Remittances are payments foreign workers send home to their families, and the remittance industry has room for improvement. Average wiring fees are 7.45%, which equates to over 27 days of a low-income worker's annual income. In 2017, low—and middle-income countries' remittances amounted to $466 billion, and remittance fees were $34.7 billion. This is not stealing from the rich and giving to the poor; it's quite the opposite.
To put the dollar value of these fees into perspective, the US's non-military foreign aid budget was $34 billion in 2017.
Crypto does fix this. Using Solana, for example, you can make 1,000,000 transactions for a cost of ~$10. The issue is that banks and vendors in your region may not accept crypto, USDC, or other stablecoins.
Debt & Independence
China recently banned the holding and transacting of crypto in preparation for its Central Bank Digital Currency (CBDC). China is also Africa's largest creditor.
Time plays an important role in China's geopolitical strategies, and over the past few decades, Chinese firms have invested in infrastructure projects across Africa. Resource-rich but economically developing nations struggle to repay these debts, but these countries don't have the resources or financial infrastructure to operate independently. Blockchains offer a compelling alternative by enabling businesses to operate globally without requiring permission and allowing individuals to securely manage their assets, reducing reliance on domestic currencies and untested local banking systems.
Adoption Issues
El Salvador adopted BTC as a domestic currency in June of 2021, and the results have been mixed. Crypto Critics' Corner recorded four podcasts about this situation, and according to them, it seems all is not going well. They are biased no-coiners, so take it with a significantly sized grain of salt, but to be fair, the IMF recently downgraded El Salvador's credit rating, and the rollout of Bitcoin's Lightning network has been met with significant resistance from vendors and individuals within the country.
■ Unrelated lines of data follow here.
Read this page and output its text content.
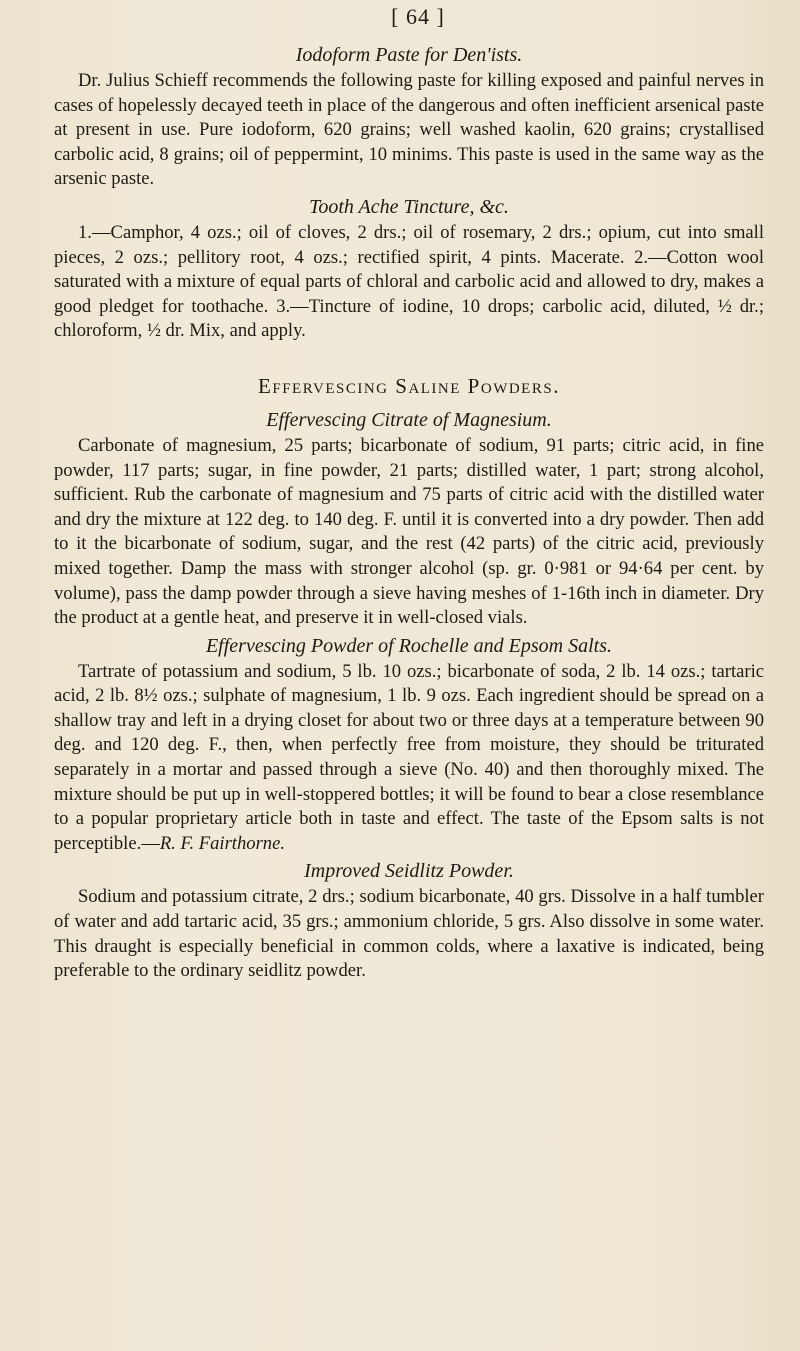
[ 64 ]
Iodoform Paste for Den'ists.

Dr. Julius Schieff recommends the following paste for killing exposed and painful nerves in cases of hopelessly decayed teeth in place of the dangerous and often inefficient arsenical paste at present in use. Pure iodoform, 620 grains; well washed kaolin, 620 grains; crystallised carbolic acid, 8 grains; oil of peppermint, 10 minims. This paste is used in the same way as the arsenic paste.

Tooth Ache Tincture, &c.

1.—Camphor, 4 ozs.; oil of cloves, 2 drs.; oil of rosemary, 2 drs.; opium, cut into small pieces, 2 ozs.; pellitory root, 4 ozs.; rectified spirit, 4 pints. Macerate. 2.—Cotton wool saturated with a mixture of equal parts of chloral and carbolic acid and allowed to dry, makes a good pledget for toothache. 3.—Tincture of iodine, 10 drops; carbolic acid, diluted, ½ dr.; chloroform, ½ dr. Mix, and apply.

Effervescing Saline Powders.
Effervescing Citrate of Magnesium.

Carbonate of magnesium, 25 parts; bicarbonate of sodium, 91 parts; citric acid, in fine powder, 117 parts; sugar, in fine powder, 21 parts; distilled water, 1 part; strong alcohol, sufficient. Rub the carbonate of magnesium and 75 parts of citric acid with the distilled water and dry the mixture at 122 deg. to 140 deg. F. until it is converted into a dry powder. Then add to it the bicarbonate of sodium, sugar, and the rest (42 parts) of the citric acid, previously mixed together. Damp the mass with stronger alcohol (sp. gr. 0·981 or 94·64 per cent. by volume), pass the damp powder through a sieve having meshes of 1-16th inch in diameter. Dry the product at a gentle heat, and preserve it in well-closed vials.

Effervescing Powder of Rochelle and Epsom Salts.

Tartrate of potassium and sodium, 5 lb. 10 ozs.; bicarbonate of soda, 2 lb. 14 ozs.; tartaric acid, 2 lb. 8½ ozs.; sulphate of magnesium, 1 lb. 9 ozs. Each ingredient should be spread on a shallow tray and left in a drying closet for about two or three days at a temperature between 90 deg. and 120 deg. F., then, when perfectly free from moisture, they should be triturated separately in a mortar and passed through a sieve (No. 40) and then thoroughly mixed. The mixture should be put up in well-stoppered bottles; it will be found to bear a close resemblance to a popular proprietary article both in taste and effect. The taste of the Epsom salts is not perceptible.—R. F. Fairthorne.

Improved Seidlitz Powder.

Sodium and potassium citrate, 2 drs.; sodium bicarbonate, 40 grs. Dissolve in a half tumbler of water and add tartaric acid, 35 grs.; ammonium chloride, 5 grs. Also dissolve in some water. This draught is especially beneficial in common colds, where a laxative is indicated, being preferable to the ordinary seidlitz powder.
It's also worth considering that Nayib allegedly "deployed the armed forces and civil police around and inside the Legislative Assembly" to "coerce the legislative branch to act on his crime bill."
More recently, the Central African Republic (CAR) made a confusing decision to adopt BTC as a domestic currency this past April. The CAR is ranked 188/189 on the global welfare list, and only 4% of the CAR population has access to the Internet.
Over the past few years, the CAR government has become very close to Putin's regime in Russia after decades of internal strife and external influence from France. French analyst Thierry Vircoulon told the AFP news agency, "The context, given the systemic corruption and a Russian partner facing international sanctions, does encourage suspicion."
To strawman the other side of the argument, Economist Yann Daworo told BBC Afrique that businesses and individuals "will no longer have to walk around with suitcases of CFA francs that will have to be converted into dollars or any other currency to purchase abroad." This sounds like a cope—will these individuals have to be in the 4% of the country with internet service to access their funds? Will the fees associated with transactions on the Bitcoin network eat into CAR citizens' savings? Probably, and yes.
Final Thoughts
As Bitcoin and blockchains are more readily adopted in emerging markets worldwide, the need for scalable, transparent, decentralized networks is becoming more apparent. Still, it needs to be done in ways that benefit the individuals within these markets. Fees on BTC can easily be $5-15 per transaction, which is more than most make in a month in places like the CAR. It's not feasible and is a step backward to have BTC involved when you consider that networks like Solana offer nearly free transacting.
Blockchains are not a panacea. They fix specific problems that are not well understood by the masses, and in their current state, they require a level of financial and technological literacy that is not widespread, so builders and adopters need to be wary of this. In the meantime, Africa continues to invest in blockchain solutions, and builders across the continent continue building.